TAOCP 1.2.9 Exercise 26
Let G(z)=\sum_{n\ge 0} a_n z^n.
Section 1.2.9: Generating Functions
Exercise 26. [M40] Explore a generalization of the notation (31) according to which we might write, for example, $[z^2 - 2z^5]G(z)=a_2-2a_5$ when $G(z)$ is given by (1).
Verified: yes
Solve time: 42s
Setup
Let
$$ G(z)=\sum_{n\ge 0} a_n z^n. $$
For each nonnegative integer $k$, the coefficient extraction operator satisfies
$$ [z^k]G(z)=a_k. $$
Let $P(z)=\sum_{k=0}^m c_k z^k$ be a polynomial. The expression to be defined is of the form
$$ [P(z)]G(z), $$
with the example requirement
$$ [z^2-2z^5]G(z)=a_2-2a_5. $$
The goal is to give a consistent extension of coefficient extraction to linear combinations of powers of $z$ and to justify the resulting identity.
Solution
Define the operation on polynomials $P(z)=\sum_{k=0}^m c_k z^k$ by
$$ [P(z)]G(z)=\sum_{k=0}^m c_k [z^k]G(z). $$
Substituting $G(z)=\sum_{n\ge 0} a_n z^n$ gives $[z^k]G(z)=a_k$ for each $k\ge 0$. Hence
$$ [P(z)]G(z)=\sum_{k=0}^m c_k a_k. $$
For the specific polynomial $P(z)=z^2-2z^5$, the coefficients are $c_2=1$, $c_5=-2$, and all other $c_k=0$. Applying the definition yields
$$ [z^2-2z^5]G(z)=1\cdot a_2+(-2)\cdot a_5=a_2-2a_5. $$
Linearity follows directly from the definition: if $P(z)$ and $Q(z)$ are polynomials and $\alpha,\beta$ are scalars, then
$$ [\alpha P(z)+\beta Q(z)]G(z) =\sum_k (\alpha p_k+\beta q_k)a_k =\alpha \sum_k p_k a_k+\beta \sum_k q_k a_k =\alpha [P(z)]G(z)+\beta [Q(z)]G(z). $$
This defines a linear functional on the polynomial ring in $z$ acting on the coefficient sequence of $G(z)$.
Verification
For each $k\ge 0$, the identity $[z^k]G(z)=a_k$ follows directly from the defining expansion of $G(z)$ and uniqueness of coefficients in formal power series.

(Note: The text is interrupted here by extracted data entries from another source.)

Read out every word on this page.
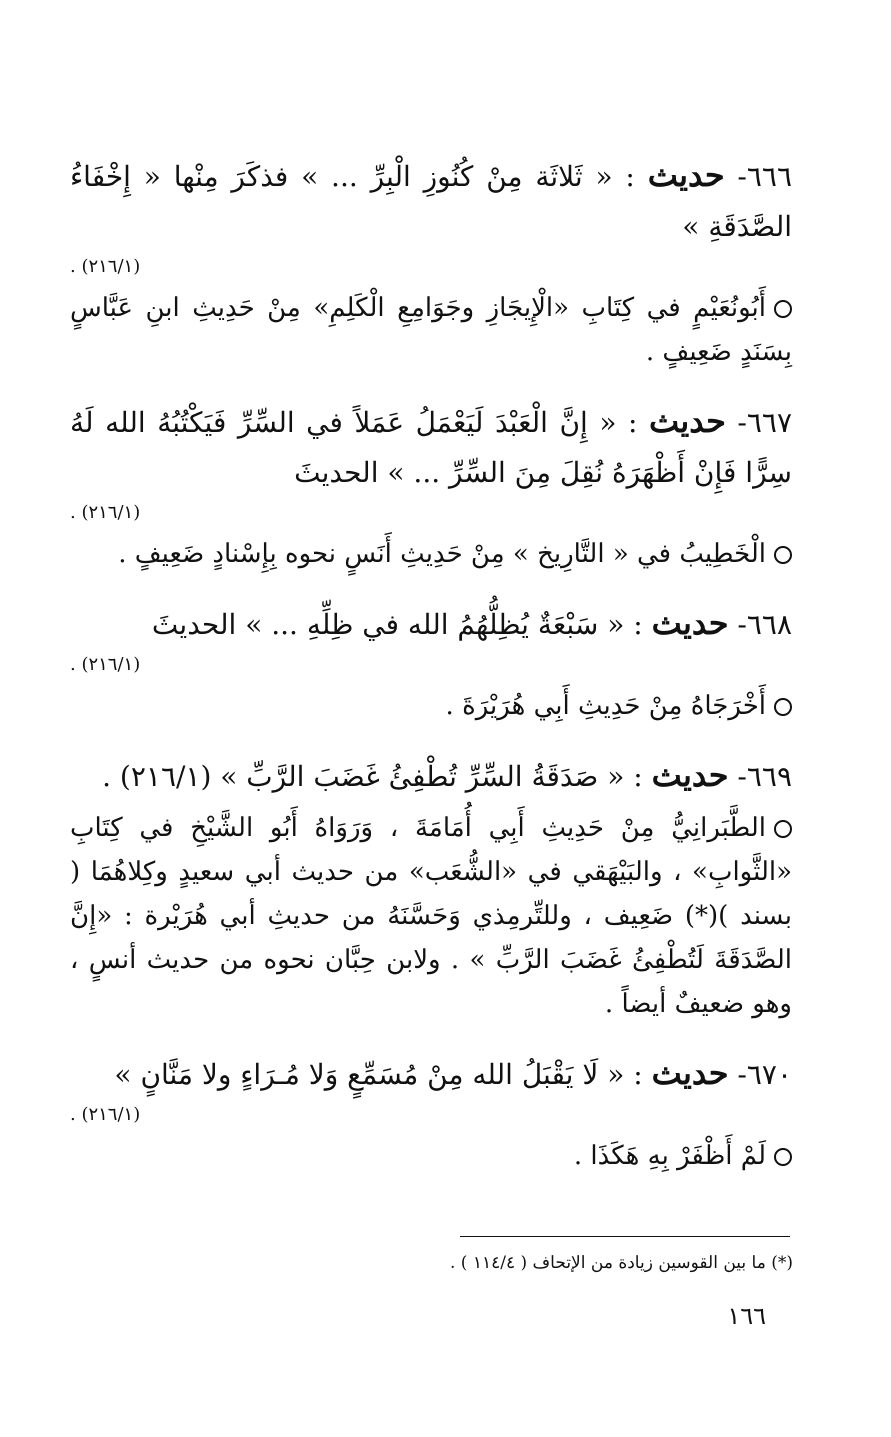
٦٦٦- حديث : « ثَلاثَة مِنْ كُنُوزِ الْبِرِّ ... » فذكَرَ مِنْها « إِخْفَاءُ الصَّدَقَةِ »
(٢١٦/١) .
أَبُونُعَيْمٍ في كِتَابِ «الْإِيجَازِ وجَوَامِعِ الْكَلِمِ» مِنْ حَدِيثِ ابنِ عَبَّاسٍ بِسَنَدٍ ضَعِيفٍ .
٦٦٧- حديث : « إِنَّ الْعَبْدَ لَيَعْمَلُ عَمَلاً في السِّرِّ فَيَكْتُبُهُ الله لَهُ سِرًّا فَإِنْ أَظْهَرَهُ نُقِلَ مِنَ السِّرِّ ... » الحديثَ
(٢١٦/١) .
الْخَطِيبُ في « التَّارِيخ » مِنْ حَدِيثِ أَنَسٍ نحوه بِإِسْنادٍ ضَعِيفٍ .
٦٦٨- حديث : « سَبْعَةٌ يُظِلُّهُمُ الله في ظِلِّهِ ... » الحديثَ
(٢١٦/١) .
أَخْرَجَاهُ مِنْ حَدِيثِ أَبِي هُرَيْرَةَ .
٦٦٩- حديث : « صَدَقَةُ السِّرِّ تُطْفِئُ غَضَبَ الرَّبِّ » (٢١٦/١) .
الطَّبَرانِيُّ مِنْ حَدِيثِ أَبِي أُمَامَةَ ، وَرَوَاهُ أَبُو الشَّيْخِ في كِتَابِ «الثَّوابِ» ، والبَيْهَقي في «الشُّعَب» من حديث أبي سعيدٍ وكِلاهُمَا ( بسند )(*) ضَعِيف ، وللتِّرمِذي وَحَسَّنَهُ من حديثِ أبي هُرَيْرة : «إِنَّ الصَّدَقَةَ لَتُطْفِئُ غَضَبَ الرَّبِّ » . ولابن حِبَّان نحوه من حديث أنسٍ ، وهو ضعيفٌ أيضاً .
٦٧٠- حديث : « لَا يَقْبَلُ الله مِنْ مُسَمِّعٍ وَلا مُـرَاءٍ ولا مَنَّانٍ »
(٢١٦/١) .
لَمْ أَظْفَرْ بِهِ هَكَذَا .
(*) ما بين القوسين زيادة من الإتحاف ( ١١٤/٤ ) .
١٦٦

Applying the definition of $[P(z)]G(z)$ to a monomial $P(z)=z^k$ gives $[z^k]G(z)=a_k$, matching the required behavior.
For $P(z)=z^2-2z^5$, substitution into the linear combination formula produces exactly $a_2-2a_5$, with no additional terms since all other coefficients of $P(z)$ are zero.